The observation of a significant difference between active drug and placebo in reducing depressed mood (but not HDRS-17-sum) as early as after 1 week is in line with previous data regarding another SSRI, fluvoxamine,30 but contrasts to the common view that SSRIs require 2 weeks or more to exert any antidepressant effect.31 Although the symptom reduction observed after 1 week is small, and of questionable clinical relevance, it is of considerable theoretical interest as it casts doubt on the assumption that a likely mechanism of action of the SSRIs is one that requires prolonged administration, such as, for example, the formation of new nerve cells.31 Instead, our data suggest the antidepressant effect to be the result of a process that, although gradual and sluggish, is manifested already within the first week of treatment, a view gaining support also by studies addressing the influence of SSRIs on emotional processing.32 In this context, it should be noted that there are, in fact, a number of previous studies suggesting SSRIs to outperform placebo within a week also with respect to reducing HDRS-17-sum.33, 34

This study has certain limitations. One such is that not all SSRIs were included for reasons presented above. This drawback, however, does not preclude the major conclusions of the study, that is, that the antidepressant effect of SSRIs, in contrast to what has been claimed by others, may display a dose–response relationship, and that at least some SSRIs outperform placebo already after 1 week of treatment. A second limitation is that we had no possibility to relate serum levels of the given compound with response as such analyses unfortunately are seldom included in this kind of company-sponsored trials. It should also be noted that the fixed-dose design of the included trials does not allow for any definite conclusion regarding the possible benefit of increasing the dose in a subgroup of patients who have failed to respond to a given dose. Finally, for the individual patient, the possible benefit of giving a higher dose must, needless to say, be weighed against the possible drawback of a greater side effect burden; while the aim of this study was to shed light on the possible association between dose and efficacy, our analyses do not provide any information regarding the tolerability of higher doses as compared to lower.

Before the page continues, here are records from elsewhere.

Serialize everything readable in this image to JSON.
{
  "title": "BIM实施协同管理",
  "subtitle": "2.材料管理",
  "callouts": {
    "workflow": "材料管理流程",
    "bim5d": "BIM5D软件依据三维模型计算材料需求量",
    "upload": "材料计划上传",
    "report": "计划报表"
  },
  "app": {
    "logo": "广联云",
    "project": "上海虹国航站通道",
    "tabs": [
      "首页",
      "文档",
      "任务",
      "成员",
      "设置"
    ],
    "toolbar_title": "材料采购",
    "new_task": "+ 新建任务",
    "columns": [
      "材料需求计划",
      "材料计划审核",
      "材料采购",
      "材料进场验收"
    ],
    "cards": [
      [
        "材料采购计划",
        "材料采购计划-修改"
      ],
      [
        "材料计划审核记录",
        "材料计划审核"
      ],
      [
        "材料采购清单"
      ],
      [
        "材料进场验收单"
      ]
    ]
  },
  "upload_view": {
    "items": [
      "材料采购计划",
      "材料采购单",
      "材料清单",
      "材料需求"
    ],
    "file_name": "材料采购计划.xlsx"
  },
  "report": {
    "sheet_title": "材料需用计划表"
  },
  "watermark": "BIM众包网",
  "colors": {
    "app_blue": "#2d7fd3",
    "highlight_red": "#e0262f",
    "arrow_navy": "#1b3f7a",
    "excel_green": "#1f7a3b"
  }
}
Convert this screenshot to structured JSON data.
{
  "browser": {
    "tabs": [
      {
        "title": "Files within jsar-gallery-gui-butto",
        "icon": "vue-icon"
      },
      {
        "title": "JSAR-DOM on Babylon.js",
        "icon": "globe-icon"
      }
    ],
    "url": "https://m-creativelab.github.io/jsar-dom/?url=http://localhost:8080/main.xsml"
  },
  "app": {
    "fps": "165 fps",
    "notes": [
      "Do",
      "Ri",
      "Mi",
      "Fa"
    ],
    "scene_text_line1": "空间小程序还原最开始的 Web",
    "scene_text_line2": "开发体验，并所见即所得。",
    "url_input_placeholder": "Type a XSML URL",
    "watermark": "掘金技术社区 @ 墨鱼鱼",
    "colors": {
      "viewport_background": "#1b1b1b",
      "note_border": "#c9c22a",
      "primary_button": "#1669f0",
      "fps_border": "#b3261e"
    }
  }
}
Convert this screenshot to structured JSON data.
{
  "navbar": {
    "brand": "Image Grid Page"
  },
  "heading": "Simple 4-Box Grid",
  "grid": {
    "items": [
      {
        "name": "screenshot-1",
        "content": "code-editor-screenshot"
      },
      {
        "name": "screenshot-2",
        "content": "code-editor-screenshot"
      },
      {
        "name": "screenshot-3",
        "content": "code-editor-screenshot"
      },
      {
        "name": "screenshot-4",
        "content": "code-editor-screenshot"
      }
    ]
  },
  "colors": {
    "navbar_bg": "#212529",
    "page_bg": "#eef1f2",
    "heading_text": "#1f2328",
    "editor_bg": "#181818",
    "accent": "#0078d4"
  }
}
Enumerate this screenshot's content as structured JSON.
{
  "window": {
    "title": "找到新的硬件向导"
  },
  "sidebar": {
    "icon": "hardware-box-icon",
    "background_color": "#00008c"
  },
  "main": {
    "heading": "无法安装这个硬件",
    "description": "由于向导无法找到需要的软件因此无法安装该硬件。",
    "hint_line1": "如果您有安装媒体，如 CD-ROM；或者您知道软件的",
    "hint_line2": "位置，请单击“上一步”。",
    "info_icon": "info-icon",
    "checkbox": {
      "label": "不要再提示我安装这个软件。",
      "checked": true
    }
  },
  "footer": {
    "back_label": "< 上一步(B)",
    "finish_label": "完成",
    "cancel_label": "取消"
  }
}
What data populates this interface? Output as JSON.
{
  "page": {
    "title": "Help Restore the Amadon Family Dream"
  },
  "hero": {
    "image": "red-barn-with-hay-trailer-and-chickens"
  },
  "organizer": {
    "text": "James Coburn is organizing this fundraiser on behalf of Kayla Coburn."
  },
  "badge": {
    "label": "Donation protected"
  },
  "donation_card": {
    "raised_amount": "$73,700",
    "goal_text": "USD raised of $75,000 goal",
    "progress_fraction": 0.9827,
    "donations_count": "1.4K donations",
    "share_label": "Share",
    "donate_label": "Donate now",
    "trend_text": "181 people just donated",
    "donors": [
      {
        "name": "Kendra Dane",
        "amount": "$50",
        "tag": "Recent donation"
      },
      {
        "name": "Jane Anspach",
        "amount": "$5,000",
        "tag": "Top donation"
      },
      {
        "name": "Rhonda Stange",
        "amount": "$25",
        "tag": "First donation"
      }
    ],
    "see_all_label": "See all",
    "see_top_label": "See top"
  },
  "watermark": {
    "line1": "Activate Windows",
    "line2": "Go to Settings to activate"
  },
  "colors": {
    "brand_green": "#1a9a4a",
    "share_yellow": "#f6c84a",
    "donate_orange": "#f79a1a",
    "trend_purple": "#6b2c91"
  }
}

To summarize, the present study permits three conclusions. First, the antidepressant effect of the SSRIs is characterized by a dose–response relationship, low doses being superior to placebo but inferior to the optimal ones; above these low doses there was however no support for the highest doses being the most effective. Second, the ES for the difference between placebo and an optimal SSRI dose is of a more respectable magnitude than has usually been attributed to the antidepressant effect of the SSRIs, hence casting doubt on the claim that these drugs are devoid of clinically relevant antidepressant properties. Third, a small but significant superiority of SSRIs over placebo in reducing depressed mood is observed already after 1 week of treatment.